Author: Cong LIU ¹ ; Anzhi HU ¹ ; Huijuan CHEN ¹ ; Jing LIANG ² ; Mancang GU ¹ ; Yang XIONG ¹ ; Chao-Feng MU ¹
Author Information

1. School of Pharmaceutical Sciences, Zhejiang Chinese Medical University, Hangzhou 310053, China.
2. Center for Synthetic Biochemistry, Shenzhen Institute of Synthetic Biology, Shenzhen Institutes of Advanced Technology, Chinese Academy of Sciences, Shenzhen 518055, China.

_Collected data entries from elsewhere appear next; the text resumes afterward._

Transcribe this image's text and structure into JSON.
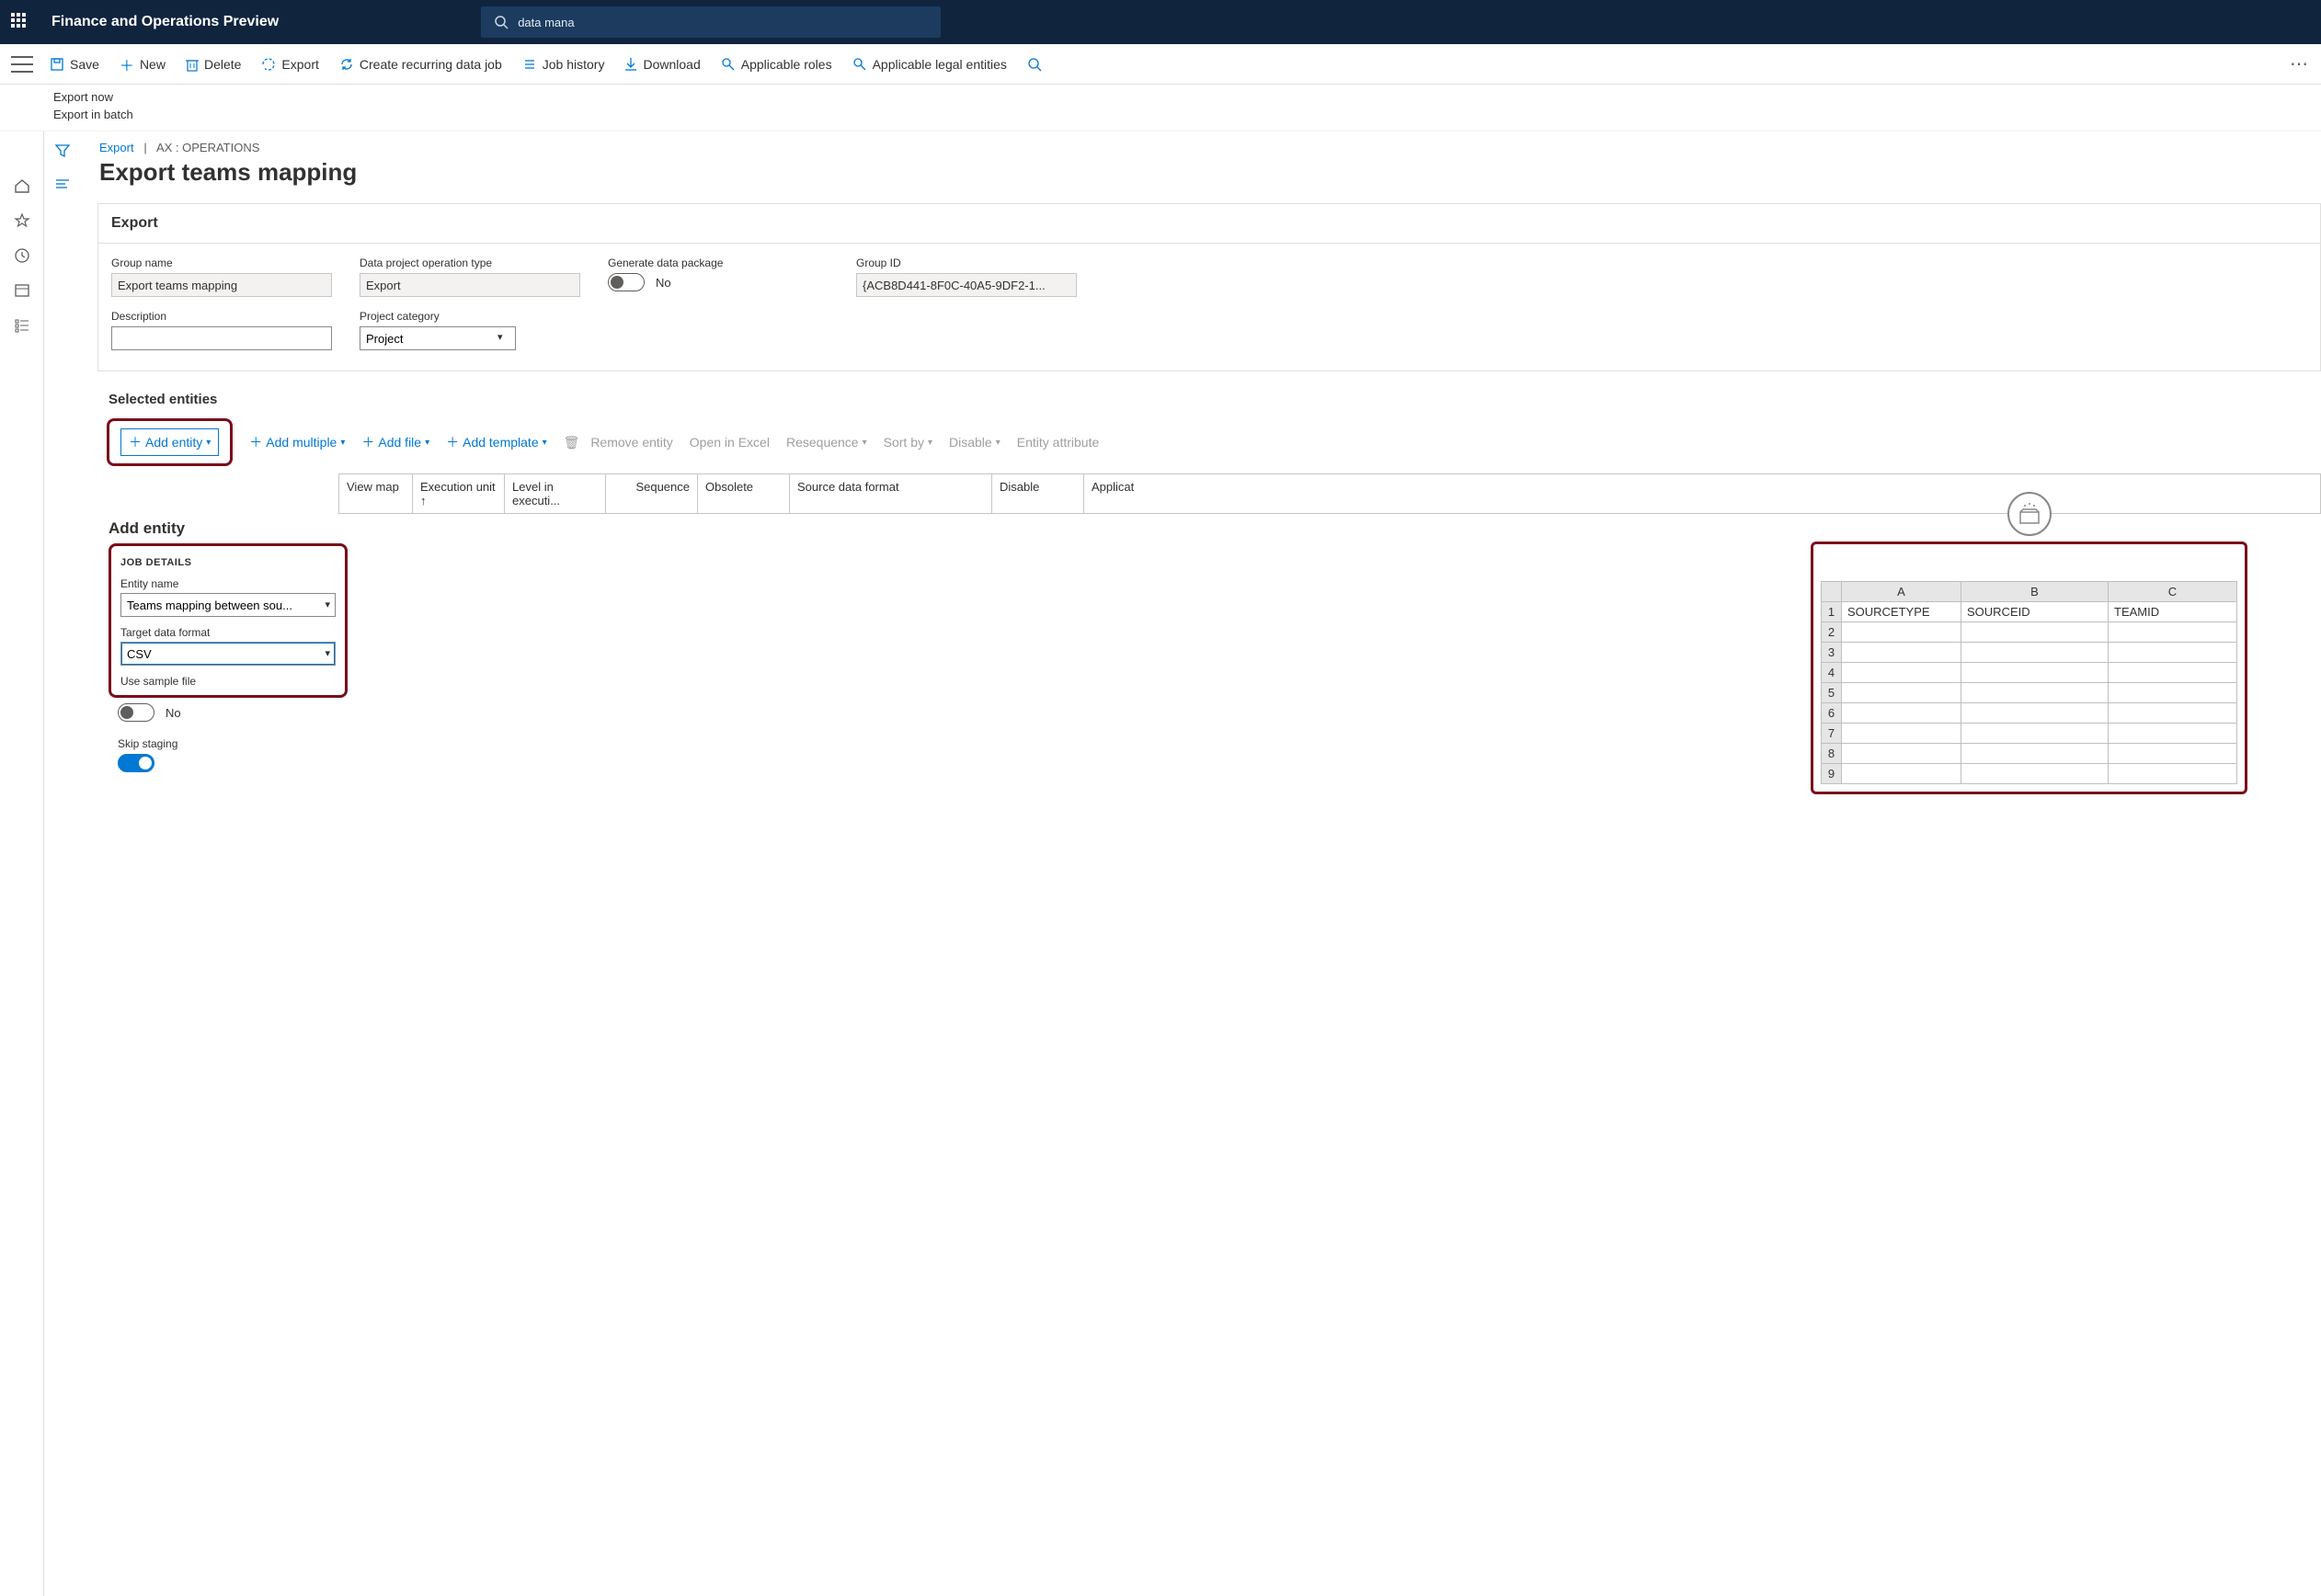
{
  "header": {
    "appTitle": "Finance and Operations Preview",
    "searchText": "data mana"
  },
  "actions": {
    "save": "Save",
    "new": "New",
    "delete": "Delete",
    "export": "Export",
    "recurring": "Create recurring data job",
    "jobHistory": "Job history",
    "download": "Download",
    "applicableRoles": "Applicable roles",
    "applicableLegalEntities": "Applicable legal entities"
  },
  "subActions": {
    "exportNow": "Export now",
    "exportBatch": "Export in batch"
  },
  "breadcrumb": {
    "link": "Export",
    "sep": "|",
    "rest": "AX : OPERATIONS"
  },
  "pageTitle": "Export teams mapping",
  "exportCard": {
    "title": "Export",
    "groupNameLabel": "Group name",
    "groupName": "Export teams mapping",
    "opTypeLabel": "Data project operation type",
    "opType": "Export",
    "genPkgLabel": "Generate data package",
    "genPkgValue": "No",
    "groupIdLabel": "Group ID",
    "groupId": "{ACB8D441-8F0C-40A5-9DF2-1...",
    "descLabel": "Description",
    "desc": "",
    "projCatLabel": "Project category",
    "projCat": "Project"
  },
  "selectedEntitiesTitle": "Selected entities",
  "entityToolbar": {
    "addEntity": "Add entity",
    "addMultiple": "Add multiple",
    "addFile": "Add file",
    "addTemplate": "Add template",
    "removeEntity": "Remove entity",
    "openExcel": "Open in Excel",
    "resequence": "Resequence",
    "sortBy": "Sort by",
    "disable": "Disable",
    "entityAttribute": "Entity attribute"
  },
  "gridColumns": [
    "View map",
    "Execution unit",
    "Level in executi...",
    "Sequence",
    "Obsolete",
    "Source data format",
    "Disable",
    "Applicat"
  ],
  "addEntityPanel": {
    "title": "Add entity",
    "jobDetails": "JOB DETAILS",
    "entityNameLabel": "Entity name",
    "entityName": "Teams mapping between sou...",
    "targetFormatLabel": "Target data format",
    "targetFormat": "CSV",
    "useSampleLabel": "Use sample file",
    "useSample": "No",
    "skipStagingLabel": "Skip staging"
  },
  "sheet": {
    "cols": [
      "A",
      "B",
      "C"
    ],
    "row1": [
      "SOURCETYPE",
      "SOURCEID",
      "TEAMID"
    ],
    "rowCount": 9
  }
}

Publication Type:Journal Article
Keywords: Arsenic trioxide; Arsenic-manganese nanocrystal; Bone colonization; Bone marrow; Bone metastasis; Breast cancer; Immature hydroxyapatite; Osteogenic niche
From: Acta Pharmaceutica Sinica B 2022;12(1):364-377
CountryChina
Language:English
Abstract: Up to 70% of patients with late-stage breast cancer have bone metastasis. Current treatment regimens for breast cancer bone metastasis are palliative with no therapeutic cure. Disseminated tumor cells (DTCs) colonize inside the osteogenic niches in the early stage of bone metastasis. Drug delivery into osteogenic niches to inhibit DTC colonization can prevent bone metastasis from entering its late stage and therefore cure bone metastasis. Here, we constructed a 50% DSS6 peptide conjugated nanoparticle to target the osteogenic niche. The osteogenic niche was always located at the endosteum with immature hydroxyapatite. Arsenic-manganese nanocrystals (around 14 nm) were loaded in osteogenic niche-targeted PEG-PLGA nanoparticles with an acidic environment-triggered arsenic release. Arsenic formulations greatly reduced 4T1 cell adhesion to mesenchymal stem cells (MSCs)/preosteoblasts (pre-OBs) and osteogenic differentiation of osteoblastic cells. Arsenic formulations also prevented tumor cell colonization and dormancy via altering the direct interaction between 4T1 cells and MSCs/pre-OBs. The chemotactic migration of 4T1 cells toward osteogenic cells was blocked by arsenic in mimic 3D osteogenic niche. Systemic administration of osteogenic niche-targeted arsenic nanoparticles significantly extended the survival of mice with 4T1 syngeneic bone metastasis. Our findings provide an effective approach for osteogenic niche-specific drug delivery and suggest that bone metastasis can be effectively inhibited by blockage of tumor cell colonization in the bone microenvironment.